私は、そのギャイル直伝の魔拳武闘術を使う傭兵スーとして歴戦の傭兵である三つ星の称号持ちですので、ここのように物騒な場所でも一目置かれる存在ということです。
昨日、侮られたのは印象隠蔽や容姿撹乱でごく普通の若い女の子としか、彼らには映らなかったからです。
『失敗はトライアンドエラー』
言葉の意味はよくわからないのですが、神様は失敗しても原因を探って次に活かせばいいと教えてくださっているので、それに従い今日は初めから強者として裏路地を捜索しているのです。
先程から視線は感じますが、どうやら昨日スーの名前を出したのが、いい具合に広まっていて警戒しているようです。
『抜かぬ刀を持て』
戦わないで済むのが一番なのです。私の歩みを阻むもののいない裏路地を奥へと進みます。
そして、アレンさんに教えていただいた工房にたどり着きました。
『ゴルダック石工工房』
見事な彫刻が施された黒曜石の看板です。確かな技術を感じます。
「赤翼亭のある長屋を建築されたゴルダックさんのお話を聞きに参りました」
大きな声で告げますが反応はありません。今度は少し抑えめの声でボソリとつぶやきます。

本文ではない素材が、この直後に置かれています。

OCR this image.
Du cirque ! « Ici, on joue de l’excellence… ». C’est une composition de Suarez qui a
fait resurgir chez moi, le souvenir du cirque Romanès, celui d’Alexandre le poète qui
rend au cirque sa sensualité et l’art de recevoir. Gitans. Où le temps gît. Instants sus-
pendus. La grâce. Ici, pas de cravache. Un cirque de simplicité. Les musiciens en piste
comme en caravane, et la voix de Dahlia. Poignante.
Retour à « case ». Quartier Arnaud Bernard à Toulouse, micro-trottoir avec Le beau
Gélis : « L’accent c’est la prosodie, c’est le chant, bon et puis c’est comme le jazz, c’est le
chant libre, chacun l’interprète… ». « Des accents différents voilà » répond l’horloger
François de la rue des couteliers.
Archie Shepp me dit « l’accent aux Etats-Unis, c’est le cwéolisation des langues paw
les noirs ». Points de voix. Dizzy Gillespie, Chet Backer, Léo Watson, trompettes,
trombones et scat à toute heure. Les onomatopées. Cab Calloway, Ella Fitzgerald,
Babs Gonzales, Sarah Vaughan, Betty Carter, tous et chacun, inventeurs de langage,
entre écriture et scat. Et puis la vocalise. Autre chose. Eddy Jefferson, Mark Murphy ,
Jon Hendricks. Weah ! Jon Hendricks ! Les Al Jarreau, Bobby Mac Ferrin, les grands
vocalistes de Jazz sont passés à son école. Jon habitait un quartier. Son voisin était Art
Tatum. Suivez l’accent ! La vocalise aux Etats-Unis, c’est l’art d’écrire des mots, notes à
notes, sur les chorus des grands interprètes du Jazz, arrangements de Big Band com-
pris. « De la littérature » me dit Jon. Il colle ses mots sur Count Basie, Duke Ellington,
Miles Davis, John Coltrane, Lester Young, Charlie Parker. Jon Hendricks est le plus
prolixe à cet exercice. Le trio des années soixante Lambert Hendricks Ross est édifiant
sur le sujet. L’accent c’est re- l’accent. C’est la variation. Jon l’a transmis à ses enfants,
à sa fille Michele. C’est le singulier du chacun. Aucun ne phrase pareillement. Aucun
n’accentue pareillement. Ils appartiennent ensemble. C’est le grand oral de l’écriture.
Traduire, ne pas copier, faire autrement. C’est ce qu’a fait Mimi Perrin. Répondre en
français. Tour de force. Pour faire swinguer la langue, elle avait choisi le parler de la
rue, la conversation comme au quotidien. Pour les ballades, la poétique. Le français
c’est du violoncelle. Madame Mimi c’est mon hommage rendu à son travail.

「あ~ぁ、東大陸の有名な『水酒』が手に入ったのに残念ですわね」
すると、ドタドタと中で音がした後扉が開きます。
「せっかくじゃから、話ぐらいは聴こうかのう。コップを用意したから飲みながらどうじゃ」
私の胸ぐらいの背ではありますが、がっしりした体格で筋肉質。立派な髭を蓄えたドワーフと呼ばれる長命な職人さんが私の前に現れたのでした。